If you've been following the fallout from last week's NSA surveillance revelations, you may have seen repeated reference to a certain "recent MIT study." "Unique in the Crowd: The Privacy Bounds of Human Mobility," published in Nature's Scientific Reports last year, has been cited by multiple media sources, including this one, as evidence for why -- contra Dianne Feinstein -- your metadata matters.
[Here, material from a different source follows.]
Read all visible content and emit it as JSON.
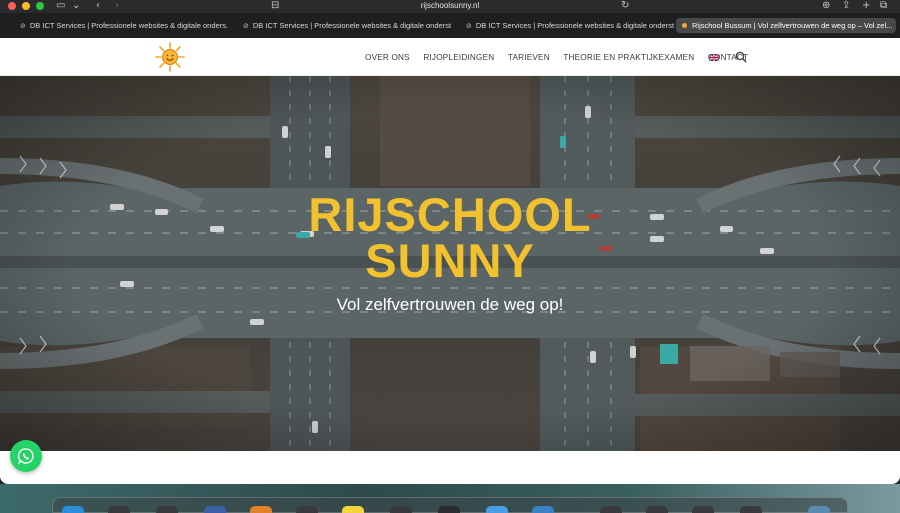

Indeed, re-examined in light of the current headlines, the concerns raised by the study seem quite prescient.
The paper's authors, Yves-Alexandre de Montjoye, César A. Hidalgo, Michel Verleysen, and Vincent D. Blondel of MIT and the Universite Catholique de Louvain, examined a dataset of 15 months of anonymous cell-phone data from 1.5 million people in a "small European country." (They're a bit coy about how they obtained the data.)
There were no names, addresses, or phone numbers in the data, yet they argue that "if individual's patterns are unique enough, outside information can be used to link the data back to an individual." In fact, just four points of observation -- time of the call and the nearest cell-phone tower -- were enough to identify 95 percent of individuals in the database.
In other words, if I make four calls from four different places over the course of a 15-month period, my pattern of movement could be identified out of a population two and a half times the size of Washington, D.C. If you were able to cross-reference that with my Twitter feed, say, you'd be able to build a pretty good picture of who I am. The pattern still worked when the researchers "coarsened" their sample by using less specific time observations and lumping multiple cell-phone towers into one. The way we move through the world -- and share data while we're doing it -- is pretty distinctive, even at high altitude.
"We use the analogy of the fingerprint," said de Montjoye in a phone interview today. "In the 1930s, Edmond Locard, one of the first forensic science pioneers, showed that each fingerprint is unique, and you need 12 points to identify it. So here what we did is we took a large-scale database of mobility traces and basically computed the number of points so that 95 percent of people would be unique in the dataset."
Hidalgo says that because phone companies like Verizon need to keep this kind of data for billing and customer service purposes, it seemed inevitable that it would sooner or later be put to questionable use. "It felt quite natural that something like this was taking place, but the scale was certainly surprising," he said.
The authors have an op-ed in the Christian Science Monitor today arguing that consumers should be granted more control over and more information about how much of their data is being stored and for what purpose.
"We also need to have a debate about what is possible and what needs to be done," Montjoye told me. "It's sad that beforehand we did not have an open discussion about what we, as a society, find acceptable or unacceptable to do with this data."
At the very least, he hopes that this will be a wake-up call for the public to realize that it is time for this discussion to happen. Their study "shows that when it comes to rich metadata datasets, there are no clear cut between anonymous and not anonymous data. Achieving anonymity is really hard and might even be algorithmically impossible."